Argentina on Wednesday became the largest nation in Latin America to legalize elective abortion.
After a marathon 12-hour session, the country's Senate passed the law after midnight by a 38-29 margin just two years after a similar initiative fell short by a narrow vote.
The legislation, which President Alberto Fernández has vowed to sign into law, guarantees abortion up to the 14th week of pregnancy and beyond that in cases of rape or when a woman's health is at risk.

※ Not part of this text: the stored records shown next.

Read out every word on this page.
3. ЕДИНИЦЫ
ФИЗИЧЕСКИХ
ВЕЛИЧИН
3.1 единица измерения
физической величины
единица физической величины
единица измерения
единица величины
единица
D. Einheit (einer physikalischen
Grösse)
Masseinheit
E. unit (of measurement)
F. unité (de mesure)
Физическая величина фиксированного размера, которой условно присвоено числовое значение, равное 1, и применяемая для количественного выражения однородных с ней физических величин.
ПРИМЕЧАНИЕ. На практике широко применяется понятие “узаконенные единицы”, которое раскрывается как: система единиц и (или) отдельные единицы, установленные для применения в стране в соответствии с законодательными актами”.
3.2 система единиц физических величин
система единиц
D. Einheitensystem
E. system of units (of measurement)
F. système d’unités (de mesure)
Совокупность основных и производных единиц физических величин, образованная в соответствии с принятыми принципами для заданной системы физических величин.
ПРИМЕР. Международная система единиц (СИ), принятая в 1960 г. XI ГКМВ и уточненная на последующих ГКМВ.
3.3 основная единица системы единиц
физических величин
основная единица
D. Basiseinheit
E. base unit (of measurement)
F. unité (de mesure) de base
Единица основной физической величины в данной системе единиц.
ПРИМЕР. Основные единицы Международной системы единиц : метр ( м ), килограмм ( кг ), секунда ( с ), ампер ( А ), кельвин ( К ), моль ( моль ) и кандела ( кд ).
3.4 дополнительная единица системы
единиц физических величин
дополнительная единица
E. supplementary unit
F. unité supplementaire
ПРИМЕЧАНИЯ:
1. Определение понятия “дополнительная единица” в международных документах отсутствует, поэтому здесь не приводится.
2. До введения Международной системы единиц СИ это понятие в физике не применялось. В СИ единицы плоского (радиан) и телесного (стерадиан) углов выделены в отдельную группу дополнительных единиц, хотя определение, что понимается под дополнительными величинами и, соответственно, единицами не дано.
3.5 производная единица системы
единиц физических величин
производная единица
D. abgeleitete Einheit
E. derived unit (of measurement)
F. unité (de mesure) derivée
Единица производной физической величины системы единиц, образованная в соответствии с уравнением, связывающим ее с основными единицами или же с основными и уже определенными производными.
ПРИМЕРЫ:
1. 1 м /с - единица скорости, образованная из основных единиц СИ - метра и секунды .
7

The legislation also allows health professionals and private medical institutions to opt-out of the procedure. But they will be required to refer the woman to another medical center. The conscientious objection also cannot be claimed if a pregnant woman's life or health is in danger.
Abortion is already allowed in some other parts of Latin America — such as in Uruguay, Cuba, and Mexico City. It is completely prohibited in El Salvador, Dominican Republic, Nicaragua, and Honduras.
Pope Francis had made a last-minute appeal against the bill. The pope who is revered throughout his homeland and has good relations with Fernández's Peronist government, weighed in, tweeting: "The Son of God was born an outcast, in order to tell us that every outcast is a child of God. He came into the world as each child comes into the world, weak and vulnerable so that we can learn to accept our weaknesses with tender love."
Following the vote, the local Roman Catholic bishop's conference issued a statement saying the measure "will deepen even further the divisions in our country" and said it lamented that the country's leadership was distant from the dominant pro-life sentiment across the nation.
The group Pro-Life Unity said the date would be remembered: "as one of the most macabre days in recent history."